Bien mieux, ils ont intérêt à agir pareillement sur tous les sujets sensibles invitant les parlementaires, en visant particulièrement ceux d’Ennahdha, à oser abroger tous les textes illégaux de la dictature et du protectorat, tels ceux relatifs à la consommation et au commerce d’alcool et à l’homophobie, mais aussi et surtout à l’inégalité successorale.

Pulvériser le dogmatisme religieux

Les militants de la société civile ont, de même, intérêt à arrêter de se limiter à ne faire que s’agiter sur des questions secondaires, comme cet article bien mineur du Code pénal qu’est le 227 bis, pour se concentrer sur l’essentiel, ce qui est de nature à pulvériser le dogmatisme religieux en s’attaquant à la racine aux sujets les plus sensibles.
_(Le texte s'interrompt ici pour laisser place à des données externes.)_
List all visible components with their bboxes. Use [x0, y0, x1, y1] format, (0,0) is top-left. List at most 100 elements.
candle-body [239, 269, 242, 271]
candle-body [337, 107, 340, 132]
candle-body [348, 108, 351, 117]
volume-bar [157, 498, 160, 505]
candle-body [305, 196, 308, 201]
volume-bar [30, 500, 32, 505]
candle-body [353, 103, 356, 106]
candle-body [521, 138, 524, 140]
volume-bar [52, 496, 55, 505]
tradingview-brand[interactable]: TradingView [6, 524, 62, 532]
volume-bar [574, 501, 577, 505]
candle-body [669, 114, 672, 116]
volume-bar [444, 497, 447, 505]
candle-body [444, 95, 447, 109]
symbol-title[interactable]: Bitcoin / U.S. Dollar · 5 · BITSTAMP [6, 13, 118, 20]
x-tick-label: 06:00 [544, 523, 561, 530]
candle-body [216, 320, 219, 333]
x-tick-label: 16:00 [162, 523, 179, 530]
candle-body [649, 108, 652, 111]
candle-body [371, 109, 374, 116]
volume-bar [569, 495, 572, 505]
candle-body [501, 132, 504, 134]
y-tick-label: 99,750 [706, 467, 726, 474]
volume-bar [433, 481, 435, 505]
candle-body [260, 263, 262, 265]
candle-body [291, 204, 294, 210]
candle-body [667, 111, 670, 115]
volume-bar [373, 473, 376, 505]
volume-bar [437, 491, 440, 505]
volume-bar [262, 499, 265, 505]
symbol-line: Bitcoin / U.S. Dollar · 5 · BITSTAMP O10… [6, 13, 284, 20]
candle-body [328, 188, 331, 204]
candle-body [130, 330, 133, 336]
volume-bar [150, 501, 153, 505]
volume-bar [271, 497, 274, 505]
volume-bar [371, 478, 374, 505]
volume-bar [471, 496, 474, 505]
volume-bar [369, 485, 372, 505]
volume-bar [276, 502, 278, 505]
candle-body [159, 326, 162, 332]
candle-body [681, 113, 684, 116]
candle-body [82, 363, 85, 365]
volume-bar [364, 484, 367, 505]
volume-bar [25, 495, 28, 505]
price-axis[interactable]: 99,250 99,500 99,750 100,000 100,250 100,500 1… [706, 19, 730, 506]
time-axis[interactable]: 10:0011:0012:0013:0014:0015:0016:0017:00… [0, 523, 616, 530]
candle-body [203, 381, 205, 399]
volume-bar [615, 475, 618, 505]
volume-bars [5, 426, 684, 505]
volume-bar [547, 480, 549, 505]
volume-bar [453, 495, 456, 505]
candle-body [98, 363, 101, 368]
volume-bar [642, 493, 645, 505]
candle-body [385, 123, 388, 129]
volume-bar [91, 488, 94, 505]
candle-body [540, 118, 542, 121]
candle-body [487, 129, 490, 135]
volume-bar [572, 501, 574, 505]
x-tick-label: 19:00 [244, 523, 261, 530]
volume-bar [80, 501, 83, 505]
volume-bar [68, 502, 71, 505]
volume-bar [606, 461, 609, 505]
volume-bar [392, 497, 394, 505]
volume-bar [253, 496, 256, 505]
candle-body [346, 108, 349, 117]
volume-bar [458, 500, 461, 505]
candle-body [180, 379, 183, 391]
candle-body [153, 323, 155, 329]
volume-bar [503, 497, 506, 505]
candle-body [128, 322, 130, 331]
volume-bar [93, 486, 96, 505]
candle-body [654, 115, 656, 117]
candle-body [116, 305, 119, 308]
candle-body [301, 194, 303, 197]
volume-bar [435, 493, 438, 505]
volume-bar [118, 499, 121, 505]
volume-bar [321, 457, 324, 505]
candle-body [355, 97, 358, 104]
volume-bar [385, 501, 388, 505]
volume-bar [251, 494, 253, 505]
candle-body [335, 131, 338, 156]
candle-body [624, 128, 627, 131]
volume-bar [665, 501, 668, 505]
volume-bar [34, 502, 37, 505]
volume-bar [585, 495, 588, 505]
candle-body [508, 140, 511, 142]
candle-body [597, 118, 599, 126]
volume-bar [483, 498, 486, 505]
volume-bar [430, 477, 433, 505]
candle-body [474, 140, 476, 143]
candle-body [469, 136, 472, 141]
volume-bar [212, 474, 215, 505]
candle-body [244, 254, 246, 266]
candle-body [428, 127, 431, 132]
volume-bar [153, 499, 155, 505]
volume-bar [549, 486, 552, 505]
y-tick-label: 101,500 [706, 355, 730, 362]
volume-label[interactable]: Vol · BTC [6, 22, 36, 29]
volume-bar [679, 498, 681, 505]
Qu’ils proposent donc leurs propres projets de loi sur les matières précitées au lieu de les attendre en vain de la part d’un gouvernement impuissant ou des partis réticents ! Qu’ils les défendent dans les médias et ils finiront par les imposer aux députés ! C’est cela le nouvel esprit du militantisme de l’âge des foules qu’est notre époque !

Seules les lois sont en en mesure de faire avancer les choses en Tunisie et démasquer, le cas échéant, les saltimbanques et les faussaires de la politique. Mais qui sont-ils au vrai ?

Force est de noter qu’on ne peut plus dire aujourd’hui que nos religieux sont nécessairement les vrais ou les seuls obstacles aux libertés. En effet, Ennahdha n’a plus le choix désormais que de jouer le jeu des libertés. Aussi faut-il oser les projets de loi et Ennahdha forcément suivra ! Ce sera l’islam tunisien qui triomphera; ce sera aussi le triomphe de la démocratie. Stop donc au laïcisme qui est un dogmatisme intégriste, du salafisme profane !

* Ancien diplomate et écrivain, auteur de ‘‘L’Exception Tunisie’’ (éd. Arabesques, Tunis, 2017).

** Lotfi Zitoun : ‘‘A propos de la Loi 52 : Envoyer un signe de confiance à notre jeunesse’’.